The amendment to the act now under consideration must be construed as far as is reasonably practicable so as to harmonize with the general purpose of the act and the machinery provided for its
administration. When the word "wages" is used in one definite sense with reference to a particular standard in one vital part of the act, it must be presumed that it is used with reference to the same standard elsewhere in the act and its amendments, unless a different meaning is plainly expressed. Gillen's Case, 215 Mass. at page 98. It follows that in ascertaining the wages under the instant statute the circumstances to which weight can be given must be confined to the particular employer and kind of industry in which the injury was received. The increase of wages to which weight may be given is that which might have been expected from the particular employer in conducting his industry "under natural conditions."

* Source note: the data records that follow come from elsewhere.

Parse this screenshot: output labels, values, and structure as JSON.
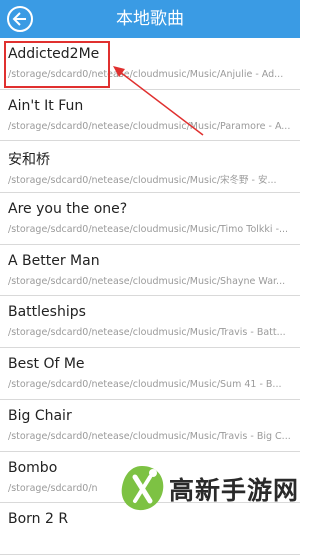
{
  "header": {
    "title": "本地歌曲"
  },
  "songs": [
    {
      "title": "Addicted2Me",
      "path": "/storage/sdcard0/netease/cloudmusic/Music/Anjulie - Ad..."
    },
    {
      "title": "Ain't It Fun",
      "path": "/storage/sdcard0/netease/cloudmusic/Music/Paramore - A..."
    },
    {
      "title": "安和桥",
      "path": "/storage/sdcard0/netease/cloudmusic/Music/宋冬野 - 安..."
    },
    {
      "title": "Are you the one?",
      "path": "/storage/sdcard0/netease/cloudmusic/Music/Timo Tolkki -..."
    },
    {
      "title": "A Better Man",
      "path": "/storage/sdcard0/netease/cloudmusic/Music/Shayne War..."
    },
    {
      "title": "Battleships",
      "path": "/storage/sdcard0/netease/cloudmusic/Music/Travis - Batt..."
    },
    {
      "title": "Best Of Me",
      "path": "/storage/sdcard0/netease/cloudmusic/Music/Sum 41 - B..."
    },
    {
      "title": "Big Chair",
      "path": "/storage/sdcard0/netease/cloudmusic/Music/Travis - Big C..."
    },
    {
      "title": "Bombo",
      "path": "/storage/sdcard0/n"
    },
    {
      "title": "Born 2 R",
      "path": ""
    }
  ],
  "watermark": {
    "text": "高新手游网"
  },
  "colors": {
    "header": "#3a9be4",
    "highlight": "#e0302f",
    "logo_green": "#7dc243"
  },
  "icons": {
    "back": "back-arrow-icon"
  }
}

This interpretation is confirmed by practical considerations.
The scheme of the act is that the employer shall be insured against the losses from personal injury to employees arising out of and in the course of their employment. The cost of such insurance can be determined so long as the basis on which compensation is to be reckoned is wages paid by the employer. It can readily be determined so long as the standard fixed by the definition of average weekly wages in Part V, s. 2, above quoted, is followed. But it would be a matter of utter uncertainty if the compensation to be paid should depend, not upon wages paid, but upon wages which the Industrial Accident Board after an injury may find upon independent evidence, perhaps not readily open to the employer during the period of employment, that the injured employee might have earned in some other employment or field of activity.
"Wages" as used in the statute must be taken to refer to the only wages referred to anywhere in the act (with the exception noted), namely, the wages earned in the particular employment out of which the injury arose. If any exception to this rule were intended, doubtless it would have been stated with the same explicitness with which the only exception in the definition is set forth.
It follows that there was error in granting requests 3, 4 and 5 of the employee and in refusing to grant request 2 of the insurer.
There was no error in considering the appearance of the employee in passing upon the question whether his seeming intelligence, health and aptitude for the work would have been likely to receive recognition by increase in wages by the employer if the
injury had not been received. The inspection of a witness often is an important factor in the weight given to testimony by judge or jury.
It is not necessary to discuss the other questions argued by the insurer as they may not arise when the statute is applied correctly by the Industrial Accident Board.